一股寒意,从脚底直窜脑门。
张朴几乎尖叫出声。
而就在这电光火石之间,张朴忽然明白了一件事。
他根本没有机会去太极殿。
于是,下一刻,张朴强忍住发抖,艰难地抬脚,装作什么都没察觉般,继续朝外走去。
虽然没有回头,但张朴却能能感觉到,那几名宫人的目光如针一般,钉在自己后背,冷得让人骨头发麻。
一路无话。
张朴没敢动,只是机械的摆动双腿。
甚至不敢回头去看那些宫人。
只能一步一挪,强迫自己维持着平稳的步伐,像是全然不觉身后有人尾随。
不知过了多久,张朴终于走过了大明宫的长长甬道,走过了冷清的宫门。
直到宫门洞开的那一瞬,他才敢稍稍加快脚步。
仿佛生怕身后伸来一只手,将他硬生生拽回去。
出了宫门,迎面扑来的夜风带着尘土与寒意,直灌进喉咙里。
他猛地一阵咳嗽,心头却涌上一股劫后余生的荒凉。
可那股寒意并未真正消散。
因为直到出了宫城,那几名宫人,竟依旧不紧不慢地跟着。
没有退去,依旧如影随形。
于是这一路,张朴像是走在刀尖之上。
直到回到自家府邸,关上大门,吩咐仆役点起灯火,终于与那几道人影隔开了一层高墙,张朴才扑通一声跌坐在厅堂之中。
双手颤抖,额头冷汗淋漓。
他知道,今晚自己虽活着出了东宫,却未必是真正安全。
因为他很清楚,自己虽然走出了东宫,回到了府上,可背后那几道阴影,恐怕并不会真正散去。

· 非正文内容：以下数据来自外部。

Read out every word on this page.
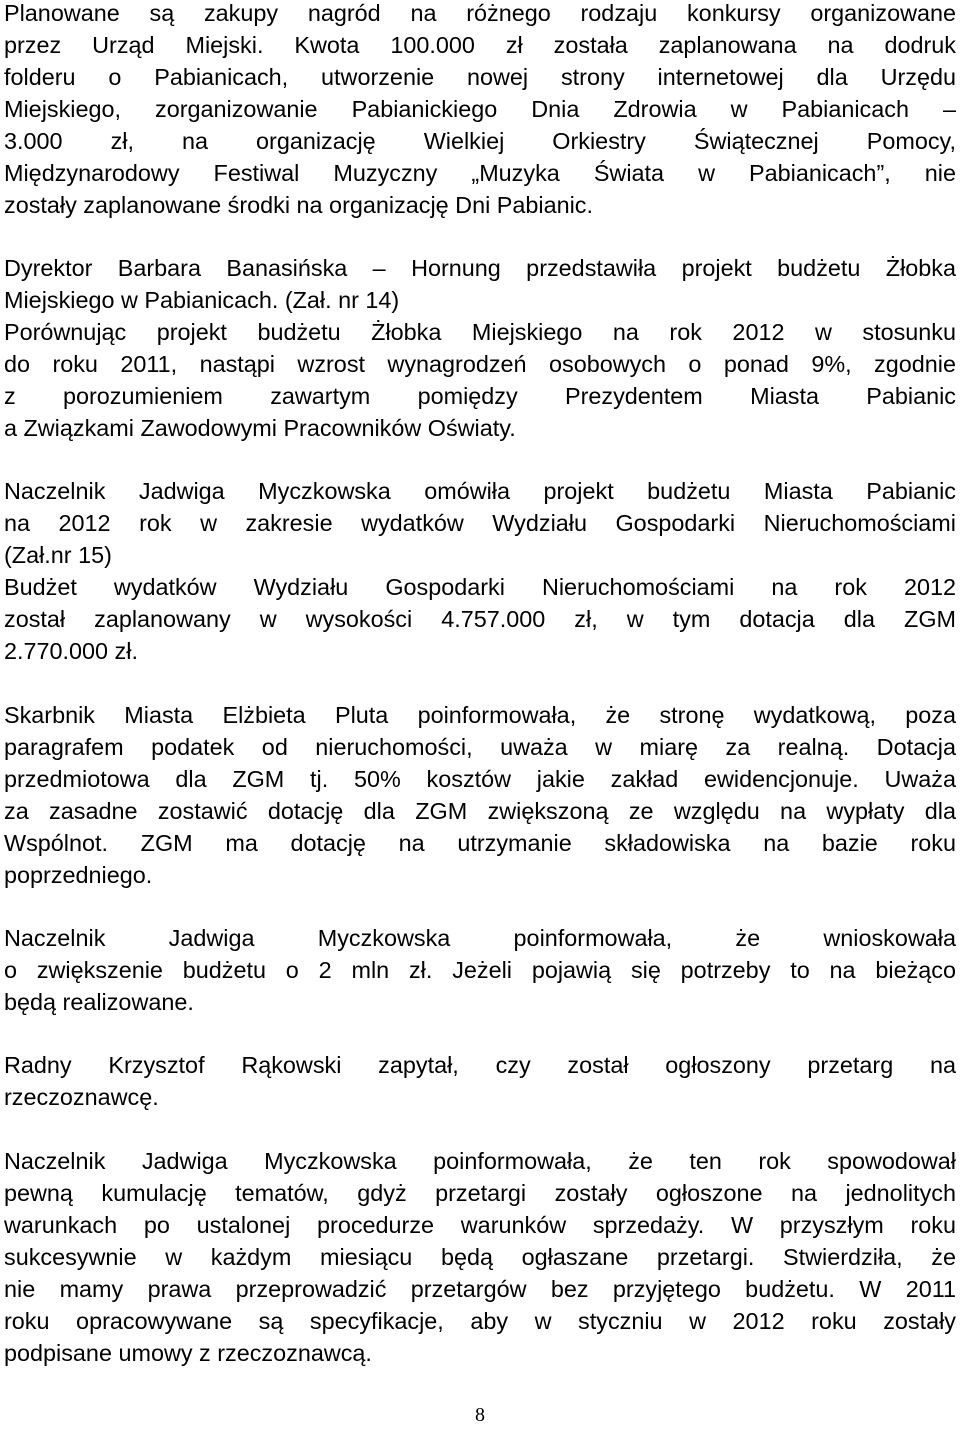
Planowane są zakupy nagród na różnego rodzaju konkursy organizowane
przez Urząd Miejski. Kwota 100.000 zł została zaplanowana na dodruk
folderu o Pabianicach, utworzenie nowej strony internetowej dla Urzędu
Miejskiego, zorganizowanie Pabianickiego Dnia Zdrowia w Pabianicach –
3.000 zł, na organizację Wielkiej Orkiestry Świątecznej Pomocy,
Międzynarodowy Festiwal Muzyczny „Muzyka Świata w Pabianicach”, nie
zostały zaplanowane środki na organizację Dni Pabianic.
Dyrektor Barbara Banasińska – Hornung przedstawiła projekt budżetu Żłobka
Miejskiego w Pabianicach. (Zał. nr 14)
Porównując projekt budżetu Żłobka Miejskiego na rok 2012 w stosunku
do roku 2011, nastąpi wzrost wynagrodzeń osobowych o ponad 9%, zgodnie
z porozumieniem zawartym pomiędzy Prezydentem Miasta Pabianic
a Związkami Zawodowymi Pracowników Oświaty.
Naczelnik Jadwiga Myczkowska omówiła projekt budżetu Miasta Pabianic
na 2012 rok w zakresie wydatków Wydziału Gospodarki Nieruchomościami
(Zał.nr 15)
Budżet wydatków Wydziału Gospodarki Nieruchomościami na rok 2012
został zaplanowany w wysokości 4.757.000 zł, w tym dotacja dla ZGM
2.770.000 zł.
Skarbnik Miasta Elżbieta Pluta poinformowała, że stronę wydatkową, poza
paragrafem podatek od nieruchomości, uważa w miarę za realną. Dotacja
przedmiotowa dla ZGM tj. 50% kosztów jakie zakład ewidencjonuje. Uważa
za zasadne zostawić dotację dla ZGM zwiększoną ze względu na wypłaty dla
Wspólnot. ZGM ma dotację na utrzymanie składowiska na bazie roku
poprzedniego.
Naczelnik Jadwiga Myczkowska poinformowała, że wnioskowała
o zwiększenie budżetu o 2 mln zł. Jeżeli pojawią się potrzeby to na bieżąco
będą realizowane.
Radny Krzysztof Rąkowski zapytał, czy został ogłoszony przetarg na
rzeczoznawcę.
Naczelnik Jadwiga Myczkowska poinformowała, że ten rok spowodował
pewną kumulację tematów, gdyż przetargi zostały ogłoszone na jednolitych
warunkach po ustalonej procedurze warunków sprzedaży. W przyszłym roku
sukcesywnie w każdym miesiącu będą ogłaszane przetargi. Stwierdziła, że
nie mamy prawa przeprowadzić przetargów bez przyjętego budżetu. W 2011
roku opracowywane są specyfikacje, aby w styczniu w 2012 roku zostały
podpisane umowy z rzeczoznawcą.
8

赢高明已经动了心思,他今日能苟活下来,未必代表明日还能苟活。
想到这里,张朴忽然觉得,这一夜,自己怕是睡不着了。
而另一边,赢高明也没睡着。
夜已深沉,东宫本应静谧,唯有守夜宫人的脚步声偶尔从远处传来。
然而他却翻来覆去,始终无法入眠。
张朴的身影、那双布满血丝的眼睛,还有他最后那句“臣……什么也没听见”,不断在他脑海里回荡。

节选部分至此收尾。